I understand you, I also logically cannot explain to myself the connection between this error and Wine. In theory, this should affect other applications, not just Wine.
Currently we see the LSPCON init failure messages, even where no external display is connected. The probing for LSPCON gives repeated messages for No LSPCON detected. Currently the lspcon init and lspcon probe are intermingled and we seem to getting Error message for init failed, even when there is nothing connected to the HDMI port.
In such a case, I dont think the freezes can be related to LSPCON, its just the error messages that might be creating the confusion.
I have these errors in the syslog file too, but I don't freeze. Or perhaps I don't freeze, because Kubuntu doesn't restore the whole session after login, so maybe it stopped somewhere.
Also doesn't hurt to attach a fresh dmesg all the way from boot, running a recent kernel, with drm.debug=0xe log_buf_len=4M ignore_loglevel kernel parameters set.
UPD: One more experiment: nvidia completely purged (the card remains), and the same command:
time for (( i=0 ; i<100 ; i++ )) ; do xrandr &>/dev/null ; donereal 1m27.646suser 0m0.099ssys 0m0.217s
Freezes all there, the system not usable during those 1m27s.
I am 90% convinced that Nvidia is unrelated to this issue.
Firstly, the "open kernel" is little more than "forward every request to the GSP", and almost does not influence the kernel.
Secondly, the issue, albeit to a much less of a degree, appears on the system with no nvidia whatsoever.
While wine apps cannot start with the nvidia module present, I am almost sure that they crash due to some hardware probing timing out rather than due to the nvidia module misbehaving.
I am attaching dmesg recorded while that bash for loop was running.
Please tell me if I can provide any more debugging data.
UPD2:
with LSPCON patched away:
time for (( i=0 ; i<100 ; i++ )) ; do xrandr &>/dev/null ; donereal 0m39.230suser 0m0.101ssys 0m0.173s
Well, this is more than twice faster than with LSPCON enabled, and the system was not freezing, even though there was a slight slowdown in responsiveness.
(This is kernel 6.10.11)
UPD3:
For the sake of clarity of testing, I have rebooted the kernel without the logging/debugging enabled, and found that the numbers match almost exactly. 37 seconds without lspcon and 90 seconds with lspcon.
Not going into details, but detect with LSPCON may be tricky and slow and hit timeouts and retries. Looping xrandr is not interesting per se.
The real question is, in a normal usage scenario, why would the driver be doing detect so much that it would impact user experience? Spurious hotplugs? Userspace being silly and doing getconnector too much?

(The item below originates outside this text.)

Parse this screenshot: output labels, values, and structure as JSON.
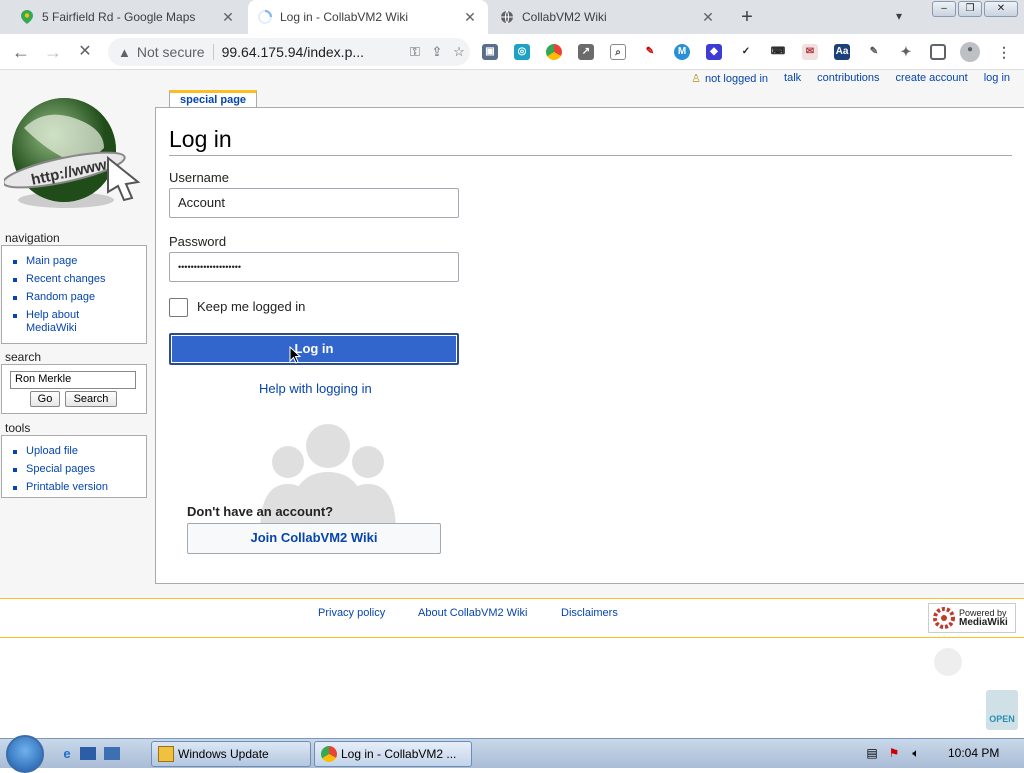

I have the same lspcon errors that mostly consistently occur upon reopening laptop lid after the it has been shut for a little while (>1 hr) and system has been in s2idle. The mouse stops moving and nothing is responsive and a hard reset is required. This is with a Lenovo ThinkPad P17 Gen 1 FHD display running Manjaro Linux with Gnome. It's booting with UEFI and the firmware was updated yesterday using fwupd.
I don't know how to apply the workaround involving HAS_LSPCON suggested by @Lockywolf because I don't have display/intel_display_device.h in the location reported:
[user@user-lenovomws170 ~]$ ls /lib/modules/6.12.4-1-MANJARO/kernel/drivers/gpu/drm/i915/i915.ko.zst kvmgt.ko.zst
^Update: it seems to happen even more often when Slack is either running before entering s2idle or opened after coming out of s2idle.
Also, sometimes, after freezing, the CapsLock button starts flashing.
To anybody more versed in this topic, please let me know if I can provide any further information that may be helpful.